Nichts gegen Mathematik oder Rechtschreibung, konzediert Helise
Liebermann, die Leiterin der jüdischen Schule in Warschau. Vor allem jedoch
wolle sie ihren Kids vermitteln, daß »es Spaß macht, Jude zu sein«. Tag für
Tag sollten die Kinder »ein neues Lebensgefühl nach Hause tragen«. Die
Lehrer vice versa sollten von den Kindern lernen.
Noch vor zehn Jahren schienen die KP-Staaten Mittelosteuropas - Polen,
Ungarn, Bulgarien, Rumänien, die Tschechoslowakei und Jugoslawien - ein
einziger jüdischer Totenacker zu sein. Auf den Überlebenden der ehemals fünf
Millionen Juden lag ein Leichentuch aus Angst, Apathie und gefrorener
Trauer. »Man fragte mich oft, wann wir wohl den letzten polnischen Juden
beerdigen müßten«, erinnert sich Rabbi Michael Schudrich, ein 42jähriger
Amerikaner, der Osteuropa seit 1973 oft bereist hat und seit 1990 in
Warschau lebt.
Neubeginn durch Lauder-Stiftung
Heute regt sich aber wieder Leben im Kerngebiet des europäischen Judentums.
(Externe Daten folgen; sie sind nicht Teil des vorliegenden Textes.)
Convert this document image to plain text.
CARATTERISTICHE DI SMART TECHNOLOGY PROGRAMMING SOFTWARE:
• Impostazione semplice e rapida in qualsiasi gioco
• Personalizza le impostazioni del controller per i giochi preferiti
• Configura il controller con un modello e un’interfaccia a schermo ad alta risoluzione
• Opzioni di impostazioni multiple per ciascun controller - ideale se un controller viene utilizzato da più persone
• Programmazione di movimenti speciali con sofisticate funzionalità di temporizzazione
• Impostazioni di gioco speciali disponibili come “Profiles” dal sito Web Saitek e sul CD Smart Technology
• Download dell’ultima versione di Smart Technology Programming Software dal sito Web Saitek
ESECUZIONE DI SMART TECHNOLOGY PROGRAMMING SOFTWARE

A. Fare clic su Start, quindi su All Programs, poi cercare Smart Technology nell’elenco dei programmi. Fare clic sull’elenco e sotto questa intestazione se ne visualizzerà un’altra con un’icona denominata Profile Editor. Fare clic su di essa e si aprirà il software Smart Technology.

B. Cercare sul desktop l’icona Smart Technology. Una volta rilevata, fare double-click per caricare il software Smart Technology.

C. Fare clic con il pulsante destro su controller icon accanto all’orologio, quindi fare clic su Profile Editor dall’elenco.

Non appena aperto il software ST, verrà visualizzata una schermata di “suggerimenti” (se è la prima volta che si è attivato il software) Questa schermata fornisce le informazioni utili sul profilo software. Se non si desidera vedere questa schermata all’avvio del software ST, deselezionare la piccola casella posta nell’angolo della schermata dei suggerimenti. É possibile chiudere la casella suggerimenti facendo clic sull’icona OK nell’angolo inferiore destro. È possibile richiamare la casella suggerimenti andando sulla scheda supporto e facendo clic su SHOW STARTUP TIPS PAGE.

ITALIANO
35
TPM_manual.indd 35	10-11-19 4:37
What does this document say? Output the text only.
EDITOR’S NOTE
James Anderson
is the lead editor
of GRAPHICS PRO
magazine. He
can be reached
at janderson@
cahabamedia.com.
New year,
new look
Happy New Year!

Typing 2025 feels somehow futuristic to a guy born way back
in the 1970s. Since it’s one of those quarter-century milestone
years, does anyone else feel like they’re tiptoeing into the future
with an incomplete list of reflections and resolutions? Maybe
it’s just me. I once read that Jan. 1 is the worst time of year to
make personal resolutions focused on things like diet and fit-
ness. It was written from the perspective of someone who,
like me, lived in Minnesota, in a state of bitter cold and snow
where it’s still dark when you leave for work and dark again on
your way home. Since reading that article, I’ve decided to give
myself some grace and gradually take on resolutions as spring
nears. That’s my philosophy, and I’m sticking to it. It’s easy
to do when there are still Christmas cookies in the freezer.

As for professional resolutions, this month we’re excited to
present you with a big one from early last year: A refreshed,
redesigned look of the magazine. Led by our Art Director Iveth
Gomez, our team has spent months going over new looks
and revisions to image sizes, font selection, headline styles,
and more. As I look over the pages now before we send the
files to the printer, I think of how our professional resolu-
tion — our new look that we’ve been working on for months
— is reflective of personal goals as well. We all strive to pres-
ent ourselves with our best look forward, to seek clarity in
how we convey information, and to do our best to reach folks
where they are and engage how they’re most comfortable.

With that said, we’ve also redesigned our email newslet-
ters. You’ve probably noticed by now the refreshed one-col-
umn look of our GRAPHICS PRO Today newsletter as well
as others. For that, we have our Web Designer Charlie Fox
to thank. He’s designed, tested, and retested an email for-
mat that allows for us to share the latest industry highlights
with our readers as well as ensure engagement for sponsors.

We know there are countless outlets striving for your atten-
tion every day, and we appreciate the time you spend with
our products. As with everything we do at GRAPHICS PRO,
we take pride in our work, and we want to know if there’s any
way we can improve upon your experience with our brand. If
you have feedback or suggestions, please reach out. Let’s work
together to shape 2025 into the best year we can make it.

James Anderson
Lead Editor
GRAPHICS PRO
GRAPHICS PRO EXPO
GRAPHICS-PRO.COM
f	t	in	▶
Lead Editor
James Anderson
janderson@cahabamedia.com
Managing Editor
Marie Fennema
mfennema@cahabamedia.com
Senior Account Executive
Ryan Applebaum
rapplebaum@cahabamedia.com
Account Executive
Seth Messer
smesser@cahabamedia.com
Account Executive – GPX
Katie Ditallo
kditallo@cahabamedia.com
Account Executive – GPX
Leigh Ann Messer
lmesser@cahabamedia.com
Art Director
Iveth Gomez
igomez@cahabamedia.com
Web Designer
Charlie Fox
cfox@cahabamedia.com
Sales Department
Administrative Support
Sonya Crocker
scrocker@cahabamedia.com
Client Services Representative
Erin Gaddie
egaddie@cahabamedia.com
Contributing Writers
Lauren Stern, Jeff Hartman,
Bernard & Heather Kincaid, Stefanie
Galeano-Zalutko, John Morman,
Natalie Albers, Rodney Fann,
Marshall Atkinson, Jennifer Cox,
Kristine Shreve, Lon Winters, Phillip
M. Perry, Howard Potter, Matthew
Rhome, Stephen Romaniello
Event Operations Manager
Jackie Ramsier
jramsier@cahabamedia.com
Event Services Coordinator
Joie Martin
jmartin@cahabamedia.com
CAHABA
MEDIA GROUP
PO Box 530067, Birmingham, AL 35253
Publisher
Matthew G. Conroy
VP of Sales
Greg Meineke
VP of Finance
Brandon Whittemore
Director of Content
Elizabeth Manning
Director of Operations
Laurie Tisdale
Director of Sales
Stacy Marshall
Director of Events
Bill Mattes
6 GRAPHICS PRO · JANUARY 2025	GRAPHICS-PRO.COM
Synagogen sperren auf, jüdische Kindergärten und Schulen entstehen,
Zeitschriften, religiöse Bücher, koschere Restaurants, Jugendclubs und
Sommerlager verbreiten Aufbruchstimmung. Die Rede ist nicht mehr von
»letzten Überresten«, sondern von »Neubeginn«. Nach Verfolgung, Exodus,
Holocaust und vierzig Jahren Kommunismus entdecken die verloren geglaubten
Generationen ihre Wurzeln, bekennen sich wieder, unsicher und zögernd
freilich, zur eigenen Kultur.
Wesentlichen Anteil an dieser Entdeckung hat der amerikanische Geschäftsmann
Ronald S. Lauder, jüngerer Sohn der Kosmetik-Magnatin Estée Lauder. Seine
1987 gegründete Stiftung setzte ein beachtliches Netzwerk von jüdischen
Erziehungseinrichtungen auf die ausgedorrte Geistesbühne Osteuropas.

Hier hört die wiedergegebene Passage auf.